While the impeachment saga is nowhere near as contentious as the American Civil War, anyone who has followed politics lately knows that passion is straining this country’s bonds of affection. But on Wednesday, as the House prepared to impeach President Donald Trump, I wanted to see how people under the dome were going about their daily duties.
So naturally I signed up for a Capitol tour.
“We’re moving with coolness and wisdom,” said a redcoat tour guide as he shepherded a group of elementary school children through the Capitol Rotunda. It’s his way of calming the anxiety of small children overwhelmed by such a large place, he told me later. I’m not going to comment on the House’s wisdom, but judging by the hours of theatrical floor speeches, there was little coolness.
Capitol tours begin in the visitor’s center with a 13-minute welcome video that doubles as a crash course in civics. Against a backdrop of the swirling movie trailer music ubiquitous during Oscar season, a solemn-voiced narrator explains the legislative process and Congress’ connection to the people.
“Finding our common ground is the challenge a free people face and the job of those we elect to Congress,” she says. “The price of becoming an independent people is pain and the blood of soldiers and sacrifice of families.”
Many of the tourists, children and adults, didn’t seem to register the historic nature of their visit, according to the tour guides. After all, people plan these trips months in advance so there was no way to know they’d be here to see the third presidential impeachment in U.S. history. They were just happy for a chance to get a peek inside the Capitol building.
“I’ve never been here before,” declared one tourist as she craned her neck to see the Apotheosis of Washington, Constantino Brumidi’s fresco that adorns the top of the Rotunda. “Oh my goodness, it’s amazing.”

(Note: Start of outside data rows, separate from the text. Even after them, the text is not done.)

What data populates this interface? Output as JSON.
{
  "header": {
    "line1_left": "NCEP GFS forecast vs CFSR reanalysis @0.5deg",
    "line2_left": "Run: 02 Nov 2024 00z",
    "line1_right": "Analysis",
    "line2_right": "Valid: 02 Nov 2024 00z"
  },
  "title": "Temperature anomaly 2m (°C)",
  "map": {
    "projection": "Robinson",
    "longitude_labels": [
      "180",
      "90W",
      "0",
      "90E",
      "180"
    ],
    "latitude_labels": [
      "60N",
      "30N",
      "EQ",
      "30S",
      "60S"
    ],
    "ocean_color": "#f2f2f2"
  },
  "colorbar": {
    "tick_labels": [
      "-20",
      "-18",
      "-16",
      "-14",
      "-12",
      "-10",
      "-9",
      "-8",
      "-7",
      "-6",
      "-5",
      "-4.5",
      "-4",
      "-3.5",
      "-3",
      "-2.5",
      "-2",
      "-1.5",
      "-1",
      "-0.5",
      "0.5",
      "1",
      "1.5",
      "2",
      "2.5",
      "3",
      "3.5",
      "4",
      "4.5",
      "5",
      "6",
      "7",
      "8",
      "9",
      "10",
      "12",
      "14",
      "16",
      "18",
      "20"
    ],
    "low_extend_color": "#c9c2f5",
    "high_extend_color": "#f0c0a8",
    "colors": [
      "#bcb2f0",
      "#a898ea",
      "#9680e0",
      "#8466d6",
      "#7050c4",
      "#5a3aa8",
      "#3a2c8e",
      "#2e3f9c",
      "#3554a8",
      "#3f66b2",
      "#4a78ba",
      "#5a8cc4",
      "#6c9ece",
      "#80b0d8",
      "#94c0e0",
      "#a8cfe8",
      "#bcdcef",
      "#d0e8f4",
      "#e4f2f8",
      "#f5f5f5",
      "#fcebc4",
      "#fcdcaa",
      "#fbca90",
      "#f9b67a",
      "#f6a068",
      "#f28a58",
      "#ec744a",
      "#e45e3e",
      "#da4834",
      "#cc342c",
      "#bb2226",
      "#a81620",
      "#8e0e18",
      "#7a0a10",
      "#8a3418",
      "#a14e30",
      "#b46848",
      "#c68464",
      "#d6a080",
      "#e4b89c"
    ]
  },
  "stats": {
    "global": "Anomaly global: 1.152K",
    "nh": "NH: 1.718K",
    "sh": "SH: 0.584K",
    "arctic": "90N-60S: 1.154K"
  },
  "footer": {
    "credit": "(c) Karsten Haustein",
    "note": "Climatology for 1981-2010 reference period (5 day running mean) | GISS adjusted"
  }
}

But some visitors have been following the proceedings closely, even those not from the United States.
“I personally think it’s a great step because I’m not a big fan of the current president,” said Mark, a 22 year-old student from Germany. “I know that it’s going to be super hard, especially because the Senate probably won’t accept that.” But Mark and his friend Alex, also from Germany, both said that the process actually gave them more faith in America. “I definitely think it’s a positive sign because otherwise people just go on doing stuff they shouldn’t do, and without any consequences,” said Mark.
And as the hour inched closer to impeachment, many of those standing in line for the House gallery were there specifically to watch the vote, including Doug Graney, a teacher at Stone Bridge High School in Loudon County, Va. Graney saw the day as an opportunity for outside-the-classroom learning and decided to bring his students.
Kate, one of those students, said she expected to see “a lot of passionate people with differing opinions,” on the House floor. The students have discussed the investigation every day in class, according to Kate. And even though they weren’t alive during President Bill Clinton’s 1998 impeachment, the students understand the gravity of the current situation.
“If he doesn’t get impeached maybe someone else can get away with it as well,” said Becca, another of Mr. Graney’s students.
All day Republicans and Democrats used their speeches to invoke the founders, each claiming to be the true inheritors of that legacy. Some called the proceedings a “tragedy.” One Republican compared Democrats to Pontious Pilate. As in the governor who ordered the crucifixion of Jesus Christ. The claim is at once extraordinary and quotidian. Much like the business taking place in the Capitol on a regular, historic Wednesday.